Tuesday, December 30, 2014

Understanding (And Misunderstanding) Capitalism


The latest from Williamson the Great.

"The aggregate effect of competitive capitalism is indistinguishable from magic, but we are so used to its bounty that we never stop to notice that no king of old ever enjoyed quarters so comfortable as those found in a Holiday Inn Express, that Andrew Carnegie never had a car as good as a Honda Civic, that Akhenaten never enjoyed such wealth as is found in a Walmart Supercenter. The irony is that capitalism has achieved through choice and cooperation what the old reds thought they were going to do with bayonets and gulags: It has recruited the most powerful and significant parts of the world’s capital structure into the service of ordinary people. And it would do so to an even greater degree if self-interested politicians in places such as India and China (and New York and California and D.C.) would get out of the way.
The difference between market and state — between the world of choice and the world of command — is that whether you’re an In-N-Out aficionado or a Shake Shack man, nobody is going to put a gun to your head and tell you that you can’t have it your way. To paraphrase that great national embarrassment: If you like your burger, you can keep your burger."

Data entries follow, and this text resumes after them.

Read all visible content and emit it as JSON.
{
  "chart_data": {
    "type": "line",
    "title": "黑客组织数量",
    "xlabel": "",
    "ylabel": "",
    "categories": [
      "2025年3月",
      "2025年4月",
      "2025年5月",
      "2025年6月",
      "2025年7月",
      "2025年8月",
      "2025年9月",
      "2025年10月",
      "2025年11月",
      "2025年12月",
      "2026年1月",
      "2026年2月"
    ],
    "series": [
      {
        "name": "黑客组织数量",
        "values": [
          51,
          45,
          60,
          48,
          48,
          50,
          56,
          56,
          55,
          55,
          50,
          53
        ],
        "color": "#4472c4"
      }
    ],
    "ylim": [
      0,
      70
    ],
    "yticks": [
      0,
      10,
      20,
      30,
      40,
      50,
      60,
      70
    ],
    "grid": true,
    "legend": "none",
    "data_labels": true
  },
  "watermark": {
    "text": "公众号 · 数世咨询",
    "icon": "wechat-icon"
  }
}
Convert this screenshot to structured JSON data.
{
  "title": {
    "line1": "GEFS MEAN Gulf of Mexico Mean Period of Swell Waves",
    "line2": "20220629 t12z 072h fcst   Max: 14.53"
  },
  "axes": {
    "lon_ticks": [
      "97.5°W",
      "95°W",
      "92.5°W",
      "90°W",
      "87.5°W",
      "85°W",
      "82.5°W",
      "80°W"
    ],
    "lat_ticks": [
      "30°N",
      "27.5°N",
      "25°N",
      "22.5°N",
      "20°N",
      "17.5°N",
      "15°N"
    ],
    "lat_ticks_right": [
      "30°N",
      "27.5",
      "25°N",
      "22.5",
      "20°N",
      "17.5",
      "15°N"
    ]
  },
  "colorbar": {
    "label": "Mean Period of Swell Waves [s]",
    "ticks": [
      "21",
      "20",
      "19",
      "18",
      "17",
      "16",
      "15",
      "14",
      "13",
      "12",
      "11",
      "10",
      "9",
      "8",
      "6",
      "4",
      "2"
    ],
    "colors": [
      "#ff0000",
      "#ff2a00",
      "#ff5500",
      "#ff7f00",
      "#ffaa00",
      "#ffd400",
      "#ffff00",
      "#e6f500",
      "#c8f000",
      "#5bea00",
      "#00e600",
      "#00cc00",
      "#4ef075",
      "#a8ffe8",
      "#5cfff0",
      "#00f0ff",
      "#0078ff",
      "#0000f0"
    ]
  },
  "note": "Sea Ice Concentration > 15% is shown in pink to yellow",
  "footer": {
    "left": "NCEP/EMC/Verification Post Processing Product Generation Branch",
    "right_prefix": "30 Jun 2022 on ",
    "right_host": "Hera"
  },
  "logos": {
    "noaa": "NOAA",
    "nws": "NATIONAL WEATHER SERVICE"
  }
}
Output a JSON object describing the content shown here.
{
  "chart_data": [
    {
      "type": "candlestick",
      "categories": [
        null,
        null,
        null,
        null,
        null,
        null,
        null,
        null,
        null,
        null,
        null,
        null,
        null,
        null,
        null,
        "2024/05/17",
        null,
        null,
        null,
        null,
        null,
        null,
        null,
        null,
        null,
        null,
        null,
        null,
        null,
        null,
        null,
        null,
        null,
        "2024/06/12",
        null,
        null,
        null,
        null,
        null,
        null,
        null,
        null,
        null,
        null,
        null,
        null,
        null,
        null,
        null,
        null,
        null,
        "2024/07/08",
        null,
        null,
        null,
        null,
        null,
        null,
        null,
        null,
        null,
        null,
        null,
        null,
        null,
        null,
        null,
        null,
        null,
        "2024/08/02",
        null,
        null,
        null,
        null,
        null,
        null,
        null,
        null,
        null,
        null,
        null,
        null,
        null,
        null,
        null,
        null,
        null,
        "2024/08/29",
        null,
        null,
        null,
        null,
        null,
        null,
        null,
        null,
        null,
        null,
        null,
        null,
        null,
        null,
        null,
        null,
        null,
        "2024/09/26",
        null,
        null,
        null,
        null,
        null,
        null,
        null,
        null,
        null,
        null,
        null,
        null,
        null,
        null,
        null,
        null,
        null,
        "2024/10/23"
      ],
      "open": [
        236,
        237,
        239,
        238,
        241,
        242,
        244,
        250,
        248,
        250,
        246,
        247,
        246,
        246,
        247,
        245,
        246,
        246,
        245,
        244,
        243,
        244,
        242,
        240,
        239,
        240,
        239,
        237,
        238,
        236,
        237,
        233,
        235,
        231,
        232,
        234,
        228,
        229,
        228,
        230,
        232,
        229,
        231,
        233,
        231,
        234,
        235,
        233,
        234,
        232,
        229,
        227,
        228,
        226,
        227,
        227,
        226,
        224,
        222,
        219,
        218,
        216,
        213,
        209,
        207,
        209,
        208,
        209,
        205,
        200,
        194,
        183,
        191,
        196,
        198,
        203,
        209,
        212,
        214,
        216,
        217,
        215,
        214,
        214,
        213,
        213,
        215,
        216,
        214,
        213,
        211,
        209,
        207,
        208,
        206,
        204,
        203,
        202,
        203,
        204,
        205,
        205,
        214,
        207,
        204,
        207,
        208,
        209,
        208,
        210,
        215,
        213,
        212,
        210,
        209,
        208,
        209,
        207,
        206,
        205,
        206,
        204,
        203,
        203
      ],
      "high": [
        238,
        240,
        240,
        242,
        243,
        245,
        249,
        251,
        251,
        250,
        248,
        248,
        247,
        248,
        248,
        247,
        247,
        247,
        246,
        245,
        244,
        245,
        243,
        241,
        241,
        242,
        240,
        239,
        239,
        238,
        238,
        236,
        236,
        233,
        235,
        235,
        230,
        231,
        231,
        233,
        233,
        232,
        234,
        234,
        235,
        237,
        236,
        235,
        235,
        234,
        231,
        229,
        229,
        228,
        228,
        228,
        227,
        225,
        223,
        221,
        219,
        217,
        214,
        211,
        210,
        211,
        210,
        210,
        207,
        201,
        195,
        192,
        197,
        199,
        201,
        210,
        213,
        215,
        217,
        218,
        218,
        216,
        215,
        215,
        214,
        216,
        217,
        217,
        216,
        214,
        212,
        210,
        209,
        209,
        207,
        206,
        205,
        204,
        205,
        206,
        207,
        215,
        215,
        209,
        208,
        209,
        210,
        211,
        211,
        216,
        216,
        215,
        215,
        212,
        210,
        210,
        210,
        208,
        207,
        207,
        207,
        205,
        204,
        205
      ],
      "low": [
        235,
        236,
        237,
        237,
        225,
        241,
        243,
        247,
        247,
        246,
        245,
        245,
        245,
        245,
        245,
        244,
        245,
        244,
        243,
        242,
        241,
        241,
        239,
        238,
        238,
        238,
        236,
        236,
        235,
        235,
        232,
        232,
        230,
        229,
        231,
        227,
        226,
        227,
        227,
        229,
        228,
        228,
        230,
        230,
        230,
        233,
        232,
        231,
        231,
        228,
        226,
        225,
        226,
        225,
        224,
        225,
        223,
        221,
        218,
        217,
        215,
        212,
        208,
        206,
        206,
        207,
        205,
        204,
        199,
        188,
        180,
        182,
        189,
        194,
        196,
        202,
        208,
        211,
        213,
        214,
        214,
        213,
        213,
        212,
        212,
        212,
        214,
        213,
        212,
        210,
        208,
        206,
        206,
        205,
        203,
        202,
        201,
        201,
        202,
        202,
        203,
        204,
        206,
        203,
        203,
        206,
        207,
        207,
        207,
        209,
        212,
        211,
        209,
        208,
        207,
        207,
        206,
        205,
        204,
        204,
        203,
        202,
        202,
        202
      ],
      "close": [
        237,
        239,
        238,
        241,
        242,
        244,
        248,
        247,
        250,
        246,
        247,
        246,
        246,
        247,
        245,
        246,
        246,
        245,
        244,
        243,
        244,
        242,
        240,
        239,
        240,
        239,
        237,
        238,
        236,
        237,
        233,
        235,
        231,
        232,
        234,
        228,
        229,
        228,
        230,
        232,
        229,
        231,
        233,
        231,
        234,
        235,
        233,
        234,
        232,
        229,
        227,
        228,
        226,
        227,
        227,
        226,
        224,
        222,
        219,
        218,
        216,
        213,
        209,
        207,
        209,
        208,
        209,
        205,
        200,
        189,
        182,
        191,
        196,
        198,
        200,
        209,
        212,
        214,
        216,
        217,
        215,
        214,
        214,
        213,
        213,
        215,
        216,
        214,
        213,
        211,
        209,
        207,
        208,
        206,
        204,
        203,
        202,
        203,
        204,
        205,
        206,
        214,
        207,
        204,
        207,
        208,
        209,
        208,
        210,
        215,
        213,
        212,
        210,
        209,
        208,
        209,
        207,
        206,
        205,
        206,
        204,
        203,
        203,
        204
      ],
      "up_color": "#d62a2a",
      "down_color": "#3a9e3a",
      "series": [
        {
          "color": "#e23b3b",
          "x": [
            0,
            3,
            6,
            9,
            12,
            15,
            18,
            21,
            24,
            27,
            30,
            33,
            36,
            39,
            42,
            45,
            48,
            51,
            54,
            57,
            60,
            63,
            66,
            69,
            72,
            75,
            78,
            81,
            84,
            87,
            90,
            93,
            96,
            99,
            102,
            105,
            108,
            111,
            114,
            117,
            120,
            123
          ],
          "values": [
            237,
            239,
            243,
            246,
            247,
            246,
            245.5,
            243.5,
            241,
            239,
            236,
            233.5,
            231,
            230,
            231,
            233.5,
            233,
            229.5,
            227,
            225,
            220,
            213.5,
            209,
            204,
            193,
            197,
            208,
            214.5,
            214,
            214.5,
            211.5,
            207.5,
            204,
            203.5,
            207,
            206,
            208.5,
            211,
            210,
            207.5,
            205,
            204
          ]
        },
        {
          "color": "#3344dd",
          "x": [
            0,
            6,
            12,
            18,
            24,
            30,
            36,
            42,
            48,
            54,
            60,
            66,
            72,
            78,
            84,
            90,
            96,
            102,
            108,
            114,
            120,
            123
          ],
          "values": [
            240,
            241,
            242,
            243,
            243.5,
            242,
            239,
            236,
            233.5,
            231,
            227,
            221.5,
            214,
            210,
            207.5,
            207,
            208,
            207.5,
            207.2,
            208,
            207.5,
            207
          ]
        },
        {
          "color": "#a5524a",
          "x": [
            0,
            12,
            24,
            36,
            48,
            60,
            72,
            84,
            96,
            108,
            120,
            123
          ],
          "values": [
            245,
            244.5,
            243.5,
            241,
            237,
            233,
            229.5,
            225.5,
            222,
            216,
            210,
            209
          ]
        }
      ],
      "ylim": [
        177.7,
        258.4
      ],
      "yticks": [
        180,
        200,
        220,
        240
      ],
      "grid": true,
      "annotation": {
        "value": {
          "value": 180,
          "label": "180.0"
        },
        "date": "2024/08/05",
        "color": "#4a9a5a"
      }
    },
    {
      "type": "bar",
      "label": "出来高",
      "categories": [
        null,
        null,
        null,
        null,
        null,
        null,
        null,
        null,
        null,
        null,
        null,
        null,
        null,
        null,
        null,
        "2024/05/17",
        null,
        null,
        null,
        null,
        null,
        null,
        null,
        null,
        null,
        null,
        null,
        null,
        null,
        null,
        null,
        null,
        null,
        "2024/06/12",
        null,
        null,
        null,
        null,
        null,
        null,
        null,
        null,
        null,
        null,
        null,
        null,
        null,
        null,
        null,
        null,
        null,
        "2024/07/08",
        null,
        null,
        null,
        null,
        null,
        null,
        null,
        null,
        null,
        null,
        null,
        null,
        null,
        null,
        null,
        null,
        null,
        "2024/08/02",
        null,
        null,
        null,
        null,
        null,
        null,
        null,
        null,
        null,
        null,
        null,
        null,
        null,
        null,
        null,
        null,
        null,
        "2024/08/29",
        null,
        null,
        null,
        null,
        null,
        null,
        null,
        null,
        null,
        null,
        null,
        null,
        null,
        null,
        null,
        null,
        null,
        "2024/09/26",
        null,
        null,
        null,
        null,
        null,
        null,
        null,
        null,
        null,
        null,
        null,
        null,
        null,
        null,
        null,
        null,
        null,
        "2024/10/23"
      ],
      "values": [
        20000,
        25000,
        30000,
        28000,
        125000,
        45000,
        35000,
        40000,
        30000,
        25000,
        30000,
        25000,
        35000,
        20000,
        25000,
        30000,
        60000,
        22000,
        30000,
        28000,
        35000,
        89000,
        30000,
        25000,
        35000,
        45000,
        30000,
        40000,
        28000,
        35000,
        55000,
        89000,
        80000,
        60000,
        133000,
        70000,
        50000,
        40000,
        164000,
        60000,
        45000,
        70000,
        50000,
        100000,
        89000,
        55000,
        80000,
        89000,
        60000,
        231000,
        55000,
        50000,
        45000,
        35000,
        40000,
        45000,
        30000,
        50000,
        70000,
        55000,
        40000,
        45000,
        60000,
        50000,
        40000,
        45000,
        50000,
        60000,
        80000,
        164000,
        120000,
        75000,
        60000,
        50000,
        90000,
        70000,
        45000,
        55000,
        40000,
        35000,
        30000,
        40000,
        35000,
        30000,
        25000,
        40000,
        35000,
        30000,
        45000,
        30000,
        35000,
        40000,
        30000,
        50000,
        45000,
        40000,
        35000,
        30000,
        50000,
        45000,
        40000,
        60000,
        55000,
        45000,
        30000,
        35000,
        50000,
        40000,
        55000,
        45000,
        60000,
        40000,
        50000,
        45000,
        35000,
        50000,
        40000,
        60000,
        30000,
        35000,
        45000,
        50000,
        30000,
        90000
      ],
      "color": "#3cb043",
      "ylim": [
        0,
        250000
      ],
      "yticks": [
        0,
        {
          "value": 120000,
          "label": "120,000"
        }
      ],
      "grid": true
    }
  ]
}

On a related topic, another recent offering from King Kevin --

"(Katrina) Forrester has no patience for the “unbridled individualism of the market economist,” just as John Nichols, also writing in The Nation, laments “unfettered capitalism,” a favorite phrase among so-called liberals (Chris Hedges invokes it in The Death of the Liberal Class). Which brings us back to a linguistic question: What is the opposite of “unbridled”? What is the opposite of “unfettered”? Excising the negative prefixes and considering the implications is a much more illuminating argument that “liberalism,” as we perversely call it, “doesn’t start with liberty” than anything one might read in The Nation lately."

As with all of Williamson's columns, excerpts don't do them justice - they should be read in their entirety to appreciate their full impact.